Wed Oct 26 11:36:57 SAST 2016

archbishop takes up cape loo fight

By Anna Majavu | Jun 10, 2010 | COMMENTS [ 0 ]

ANGLICAN Archbishop Thabo Makgoba says Cape Town mayor Dan Plato must obey the Human Rights Commission and return the 55 toilets he removed from Makhaza in Khayelitsha.

The Archbishop of Cape Town yesterday sent a strongly worded letter to Plato and Western Cape Premier Helen Zille.

A copy of the letter was also sent to Water Affairs Minister Buyelwa Sonjica and Cooperative Governance Minister Sicelo Shiceka urging them to act on thematter.

Makgoba said he wanted to meet all four politicians at his headquarters next week. He called on them to have "cool heads" and get together to solve the toilet problem.

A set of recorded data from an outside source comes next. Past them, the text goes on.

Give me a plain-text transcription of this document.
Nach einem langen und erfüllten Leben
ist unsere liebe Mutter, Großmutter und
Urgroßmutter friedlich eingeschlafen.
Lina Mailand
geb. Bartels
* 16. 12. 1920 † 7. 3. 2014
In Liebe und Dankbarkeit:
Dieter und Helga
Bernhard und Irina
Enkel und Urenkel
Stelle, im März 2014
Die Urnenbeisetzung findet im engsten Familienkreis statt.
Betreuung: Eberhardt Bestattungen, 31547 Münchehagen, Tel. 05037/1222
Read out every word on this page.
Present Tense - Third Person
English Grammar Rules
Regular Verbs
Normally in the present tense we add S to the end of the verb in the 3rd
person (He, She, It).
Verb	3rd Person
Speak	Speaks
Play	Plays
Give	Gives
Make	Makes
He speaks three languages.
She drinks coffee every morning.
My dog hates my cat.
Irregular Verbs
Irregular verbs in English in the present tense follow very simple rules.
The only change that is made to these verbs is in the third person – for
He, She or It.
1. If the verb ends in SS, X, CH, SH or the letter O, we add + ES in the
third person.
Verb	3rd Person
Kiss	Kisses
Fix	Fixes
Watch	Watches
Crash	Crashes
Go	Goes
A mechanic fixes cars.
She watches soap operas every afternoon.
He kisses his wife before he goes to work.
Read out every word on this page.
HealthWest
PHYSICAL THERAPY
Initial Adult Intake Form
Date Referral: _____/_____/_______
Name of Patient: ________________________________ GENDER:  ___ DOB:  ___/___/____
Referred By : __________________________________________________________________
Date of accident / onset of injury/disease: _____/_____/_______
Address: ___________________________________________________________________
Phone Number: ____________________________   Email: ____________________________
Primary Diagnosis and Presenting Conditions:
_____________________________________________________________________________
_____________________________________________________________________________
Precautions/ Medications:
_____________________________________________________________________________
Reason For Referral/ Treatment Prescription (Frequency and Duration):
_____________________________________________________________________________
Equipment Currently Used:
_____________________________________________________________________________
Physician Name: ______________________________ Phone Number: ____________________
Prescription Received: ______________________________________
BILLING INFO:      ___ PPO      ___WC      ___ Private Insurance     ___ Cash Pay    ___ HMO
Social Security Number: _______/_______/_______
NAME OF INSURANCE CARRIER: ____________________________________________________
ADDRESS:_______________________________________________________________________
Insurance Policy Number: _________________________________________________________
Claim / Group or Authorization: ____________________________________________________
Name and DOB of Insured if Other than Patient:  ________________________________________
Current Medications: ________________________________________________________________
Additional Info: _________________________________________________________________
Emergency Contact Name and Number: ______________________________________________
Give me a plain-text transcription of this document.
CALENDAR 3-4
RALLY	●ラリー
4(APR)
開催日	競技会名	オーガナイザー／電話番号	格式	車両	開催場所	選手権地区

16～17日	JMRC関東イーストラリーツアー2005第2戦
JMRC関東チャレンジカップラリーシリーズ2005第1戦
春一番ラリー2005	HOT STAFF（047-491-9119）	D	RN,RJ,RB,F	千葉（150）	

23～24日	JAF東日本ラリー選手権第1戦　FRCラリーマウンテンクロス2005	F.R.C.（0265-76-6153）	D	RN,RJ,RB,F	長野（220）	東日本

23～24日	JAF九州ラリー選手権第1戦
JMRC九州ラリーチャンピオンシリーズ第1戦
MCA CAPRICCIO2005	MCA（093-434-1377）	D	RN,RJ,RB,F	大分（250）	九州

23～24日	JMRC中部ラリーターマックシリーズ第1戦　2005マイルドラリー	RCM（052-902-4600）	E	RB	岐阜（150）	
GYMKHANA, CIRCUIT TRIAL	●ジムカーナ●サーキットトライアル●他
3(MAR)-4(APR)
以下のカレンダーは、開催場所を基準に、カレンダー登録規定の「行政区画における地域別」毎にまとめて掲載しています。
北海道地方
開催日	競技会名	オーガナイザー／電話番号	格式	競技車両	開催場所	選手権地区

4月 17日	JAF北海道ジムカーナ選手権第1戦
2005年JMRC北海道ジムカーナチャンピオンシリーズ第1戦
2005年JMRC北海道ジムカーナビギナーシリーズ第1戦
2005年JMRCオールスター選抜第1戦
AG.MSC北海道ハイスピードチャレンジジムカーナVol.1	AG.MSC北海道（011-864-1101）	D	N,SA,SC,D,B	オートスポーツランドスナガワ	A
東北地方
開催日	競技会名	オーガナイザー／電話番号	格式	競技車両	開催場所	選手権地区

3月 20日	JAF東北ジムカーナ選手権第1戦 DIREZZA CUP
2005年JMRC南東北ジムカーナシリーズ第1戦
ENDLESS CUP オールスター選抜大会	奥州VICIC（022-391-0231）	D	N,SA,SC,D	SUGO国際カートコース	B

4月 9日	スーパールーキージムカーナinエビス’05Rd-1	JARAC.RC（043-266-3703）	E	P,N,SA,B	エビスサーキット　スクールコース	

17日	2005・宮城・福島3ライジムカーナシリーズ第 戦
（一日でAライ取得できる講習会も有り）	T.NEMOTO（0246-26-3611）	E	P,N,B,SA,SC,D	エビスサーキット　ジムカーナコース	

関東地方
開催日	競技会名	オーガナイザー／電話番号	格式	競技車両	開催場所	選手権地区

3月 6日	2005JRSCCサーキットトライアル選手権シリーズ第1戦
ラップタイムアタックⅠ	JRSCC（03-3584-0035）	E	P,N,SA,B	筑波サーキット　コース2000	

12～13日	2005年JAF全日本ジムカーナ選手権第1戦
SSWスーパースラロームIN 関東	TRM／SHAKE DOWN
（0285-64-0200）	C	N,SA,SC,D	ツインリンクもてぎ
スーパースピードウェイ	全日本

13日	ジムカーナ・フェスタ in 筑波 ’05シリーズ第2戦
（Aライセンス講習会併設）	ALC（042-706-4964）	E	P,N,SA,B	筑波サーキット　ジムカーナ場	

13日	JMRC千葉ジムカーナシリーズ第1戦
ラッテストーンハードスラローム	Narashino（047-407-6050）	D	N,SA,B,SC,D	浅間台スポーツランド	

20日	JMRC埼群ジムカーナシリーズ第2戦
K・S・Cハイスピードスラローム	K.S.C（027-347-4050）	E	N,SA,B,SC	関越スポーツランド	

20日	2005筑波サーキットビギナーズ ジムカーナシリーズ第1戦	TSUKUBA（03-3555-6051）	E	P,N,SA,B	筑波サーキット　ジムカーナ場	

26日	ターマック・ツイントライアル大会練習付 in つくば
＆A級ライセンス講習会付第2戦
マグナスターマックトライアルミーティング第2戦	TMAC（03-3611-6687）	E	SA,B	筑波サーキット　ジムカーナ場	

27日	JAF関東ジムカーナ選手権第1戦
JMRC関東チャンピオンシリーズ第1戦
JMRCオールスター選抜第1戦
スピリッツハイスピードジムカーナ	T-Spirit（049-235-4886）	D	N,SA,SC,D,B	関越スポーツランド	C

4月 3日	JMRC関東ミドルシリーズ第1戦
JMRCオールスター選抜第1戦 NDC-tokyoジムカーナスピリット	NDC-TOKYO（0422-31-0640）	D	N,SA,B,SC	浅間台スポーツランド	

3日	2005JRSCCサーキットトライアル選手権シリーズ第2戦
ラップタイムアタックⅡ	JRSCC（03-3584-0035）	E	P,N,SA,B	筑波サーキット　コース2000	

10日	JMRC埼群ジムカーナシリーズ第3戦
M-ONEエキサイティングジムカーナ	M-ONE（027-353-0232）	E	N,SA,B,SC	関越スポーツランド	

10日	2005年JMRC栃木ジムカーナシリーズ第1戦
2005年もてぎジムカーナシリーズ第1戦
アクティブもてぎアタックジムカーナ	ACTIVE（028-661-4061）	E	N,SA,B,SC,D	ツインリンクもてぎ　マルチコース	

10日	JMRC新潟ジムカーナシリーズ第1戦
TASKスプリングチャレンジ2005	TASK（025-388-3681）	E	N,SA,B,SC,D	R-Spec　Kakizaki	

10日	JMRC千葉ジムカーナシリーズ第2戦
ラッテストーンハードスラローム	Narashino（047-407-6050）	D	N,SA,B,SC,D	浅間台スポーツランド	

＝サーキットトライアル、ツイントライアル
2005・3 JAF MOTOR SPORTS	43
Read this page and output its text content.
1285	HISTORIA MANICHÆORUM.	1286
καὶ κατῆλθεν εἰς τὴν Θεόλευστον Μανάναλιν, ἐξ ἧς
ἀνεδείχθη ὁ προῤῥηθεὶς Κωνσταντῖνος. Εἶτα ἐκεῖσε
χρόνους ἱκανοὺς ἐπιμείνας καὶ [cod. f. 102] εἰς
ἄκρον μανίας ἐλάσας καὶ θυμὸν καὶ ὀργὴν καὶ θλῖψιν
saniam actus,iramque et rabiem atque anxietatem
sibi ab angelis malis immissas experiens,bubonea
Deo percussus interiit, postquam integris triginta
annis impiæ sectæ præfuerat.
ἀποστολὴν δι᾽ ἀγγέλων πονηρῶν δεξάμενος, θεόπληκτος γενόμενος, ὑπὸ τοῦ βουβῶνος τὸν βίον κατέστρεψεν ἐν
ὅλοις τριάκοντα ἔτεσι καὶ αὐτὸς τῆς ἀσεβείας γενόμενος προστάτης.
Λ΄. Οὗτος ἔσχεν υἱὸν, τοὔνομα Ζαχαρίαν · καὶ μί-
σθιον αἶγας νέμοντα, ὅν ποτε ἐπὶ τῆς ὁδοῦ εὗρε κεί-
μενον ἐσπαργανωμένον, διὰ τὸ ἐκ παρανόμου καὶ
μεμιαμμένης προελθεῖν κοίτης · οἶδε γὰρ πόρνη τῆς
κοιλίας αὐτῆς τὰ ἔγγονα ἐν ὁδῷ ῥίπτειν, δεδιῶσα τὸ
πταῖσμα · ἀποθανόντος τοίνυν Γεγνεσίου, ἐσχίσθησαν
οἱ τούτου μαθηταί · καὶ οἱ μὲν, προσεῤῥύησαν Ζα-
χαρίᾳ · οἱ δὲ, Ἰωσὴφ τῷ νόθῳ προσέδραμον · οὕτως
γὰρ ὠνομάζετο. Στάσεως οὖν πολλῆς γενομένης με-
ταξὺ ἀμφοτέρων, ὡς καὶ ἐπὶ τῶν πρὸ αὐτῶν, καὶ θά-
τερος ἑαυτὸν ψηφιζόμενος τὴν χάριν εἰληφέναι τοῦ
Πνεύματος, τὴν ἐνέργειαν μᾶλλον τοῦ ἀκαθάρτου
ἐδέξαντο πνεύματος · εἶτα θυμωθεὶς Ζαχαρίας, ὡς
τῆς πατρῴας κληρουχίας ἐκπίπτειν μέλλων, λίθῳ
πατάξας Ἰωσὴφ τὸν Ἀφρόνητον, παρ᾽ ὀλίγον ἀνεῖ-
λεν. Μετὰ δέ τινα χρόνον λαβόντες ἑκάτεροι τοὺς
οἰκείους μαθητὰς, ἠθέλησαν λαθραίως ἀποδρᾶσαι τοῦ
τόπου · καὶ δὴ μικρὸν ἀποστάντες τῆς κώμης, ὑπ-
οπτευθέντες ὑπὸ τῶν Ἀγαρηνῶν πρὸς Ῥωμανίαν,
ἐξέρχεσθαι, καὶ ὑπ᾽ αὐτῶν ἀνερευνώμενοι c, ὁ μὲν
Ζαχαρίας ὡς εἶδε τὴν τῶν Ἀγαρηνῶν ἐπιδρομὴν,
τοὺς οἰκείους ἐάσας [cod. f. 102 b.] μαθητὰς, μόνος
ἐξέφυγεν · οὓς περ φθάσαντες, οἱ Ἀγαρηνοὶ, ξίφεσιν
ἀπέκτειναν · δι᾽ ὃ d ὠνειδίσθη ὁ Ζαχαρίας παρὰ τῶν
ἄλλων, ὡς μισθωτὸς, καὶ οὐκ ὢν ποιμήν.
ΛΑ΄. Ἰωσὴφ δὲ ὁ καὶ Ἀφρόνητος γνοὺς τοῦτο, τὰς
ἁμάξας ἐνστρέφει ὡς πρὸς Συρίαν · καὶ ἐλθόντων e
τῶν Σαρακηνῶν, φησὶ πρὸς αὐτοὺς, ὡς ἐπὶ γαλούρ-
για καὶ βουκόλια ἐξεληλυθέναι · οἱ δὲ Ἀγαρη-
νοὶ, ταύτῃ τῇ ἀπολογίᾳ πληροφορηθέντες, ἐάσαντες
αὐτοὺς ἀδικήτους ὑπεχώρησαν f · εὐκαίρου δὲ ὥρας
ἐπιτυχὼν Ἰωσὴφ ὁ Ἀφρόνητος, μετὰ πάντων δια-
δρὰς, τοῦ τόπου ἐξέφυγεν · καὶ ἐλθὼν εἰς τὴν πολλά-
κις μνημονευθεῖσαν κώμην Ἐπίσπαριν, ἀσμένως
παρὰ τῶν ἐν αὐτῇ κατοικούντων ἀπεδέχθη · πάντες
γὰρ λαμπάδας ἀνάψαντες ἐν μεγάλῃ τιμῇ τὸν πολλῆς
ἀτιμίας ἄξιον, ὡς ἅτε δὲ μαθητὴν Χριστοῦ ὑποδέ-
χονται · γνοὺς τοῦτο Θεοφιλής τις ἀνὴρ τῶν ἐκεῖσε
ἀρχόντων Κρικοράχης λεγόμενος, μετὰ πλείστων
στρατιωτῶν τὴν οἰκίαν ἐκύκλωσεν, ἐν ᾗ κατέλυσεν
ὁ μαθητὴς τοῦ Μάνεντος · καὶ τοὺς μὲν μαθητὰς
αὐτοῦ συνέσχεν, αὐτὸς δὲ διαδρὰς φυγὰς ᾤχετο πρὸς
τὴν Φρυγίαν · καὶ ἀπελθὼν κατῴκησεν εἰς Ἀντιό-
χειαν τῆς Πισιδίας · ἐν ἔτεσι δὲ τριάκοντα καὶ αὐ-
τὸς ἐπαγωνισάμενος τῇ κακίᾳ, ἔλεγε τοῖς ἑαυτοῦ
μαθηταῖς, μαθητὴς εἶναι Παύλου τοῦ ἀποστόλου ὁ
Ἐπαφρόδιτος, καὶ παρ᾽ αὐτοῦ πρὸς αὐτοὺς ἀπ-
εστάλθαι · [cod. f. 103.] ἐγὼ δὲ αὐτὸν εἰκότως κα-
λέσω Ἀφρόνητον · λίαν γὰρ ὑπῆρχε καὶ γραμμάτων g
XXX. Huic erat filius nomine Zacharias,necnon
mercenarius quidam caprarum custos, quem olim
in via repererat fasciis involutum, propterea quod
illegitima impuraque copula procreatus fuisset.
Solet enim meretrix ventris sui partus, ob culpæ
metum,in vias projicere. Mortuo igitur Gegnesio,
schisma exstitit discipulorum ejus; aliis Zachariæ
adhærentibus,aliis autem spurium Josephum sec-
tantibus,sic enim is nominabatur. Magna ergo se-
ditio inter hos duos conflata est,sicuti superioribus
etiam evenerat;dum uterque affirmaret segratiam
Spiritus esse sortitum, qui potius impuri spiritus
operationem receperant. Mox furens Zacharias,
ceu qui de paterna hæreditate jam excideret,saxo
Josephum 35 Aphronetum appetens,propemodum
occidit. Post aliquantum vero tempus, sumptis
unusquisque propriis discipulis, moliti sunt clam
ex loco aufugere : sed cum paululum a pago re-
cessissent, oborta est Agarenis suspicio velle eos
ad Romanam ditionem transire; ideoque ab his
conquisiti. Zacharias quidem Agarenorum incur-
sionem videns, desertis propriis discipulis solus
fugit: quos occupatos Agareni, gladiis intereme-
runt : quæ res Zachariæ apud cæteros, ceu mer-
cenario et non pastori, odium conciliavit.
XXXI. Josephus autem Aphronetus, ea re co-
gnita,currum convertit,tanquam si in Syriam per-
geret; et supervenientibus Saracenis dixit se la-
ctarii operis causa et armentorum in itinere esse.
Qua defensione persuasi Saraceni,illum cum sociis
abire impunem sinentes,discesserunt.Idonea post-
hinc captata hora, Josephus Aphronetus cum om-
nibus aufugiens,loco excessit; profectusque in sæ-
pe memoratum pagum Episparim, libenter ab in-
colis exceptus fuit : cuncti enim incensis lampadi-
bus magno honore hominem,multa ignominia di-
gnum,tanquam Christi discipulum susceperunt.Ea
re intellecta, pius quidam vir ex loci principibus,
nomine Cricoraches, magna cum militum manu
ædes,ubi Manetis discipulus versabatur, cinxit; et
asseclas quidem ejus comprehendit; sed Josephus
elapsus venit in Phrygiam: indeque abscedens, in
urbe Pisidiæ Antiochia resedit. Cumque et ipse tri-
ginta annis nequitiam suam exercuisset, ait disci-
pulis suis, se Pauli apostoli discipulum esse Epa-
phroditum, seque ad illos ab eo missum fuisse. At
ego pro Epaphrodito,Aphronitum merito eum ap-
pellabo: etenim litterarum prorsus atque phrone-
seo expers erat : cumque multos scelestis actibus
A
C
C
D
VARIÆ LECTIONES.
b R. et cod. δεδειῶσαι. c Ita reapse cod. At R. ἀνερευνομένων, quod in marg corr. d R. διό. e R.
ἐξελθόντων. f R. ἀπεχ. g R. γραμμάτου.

"I was saddened when toilets provided by the city were demolished by community members. However, the photographs taken last week of armed policemen - in action reminiscent of the dark days in our history - demolishing the remaining toilet structures, leaving the poorest even more destitute, upset me greatly," Makgoba wrote.

"I was further distressed to learn that the city not only removed the toilets, but the standpipes, leaving affected residents without access to water."

Makgoba sent the letter after he inspected the Makhaza area on Tuesday evening.

Sowetan accompanied him on his inspection. He told Sowetan: "The poorest of the poor need to be assisted before this becomes a national disaster."

He met 76-year-old Nthombenthasa Beja, who showed him a stab wound she sustained while using a communal toilet at night, far from her shack.

"Sanitation does not only affect you when you do a number two, but it affects people's health and safety," Makgoba said after meeting Beja.

After entering a toilet enclosed by cardboard, with a sandy floor and windy gaps in the walls, Makgoba said he had seen, smelt and tasted the problems of the community.

The city installed more than 1000 outside toilets in Makhaza some years ago, but left it up to their owners to enclose them. About 55 families could not afford to do so and were forced to use them as open-air toilets.

After a media outcry the city set up zinc and wood enclosures. But the ANC Youth League demolished these, demanding proper concrete enclosures. The city then removed the toilets.

Mayor Plato vowed not to bring the toilets back until people had erected their own enclosures.

But last Friday the HRC ruled that the city must return about 50 toilets it removed, and enclose them with "bricks and mortar".

So far the city has not complied with the ruling.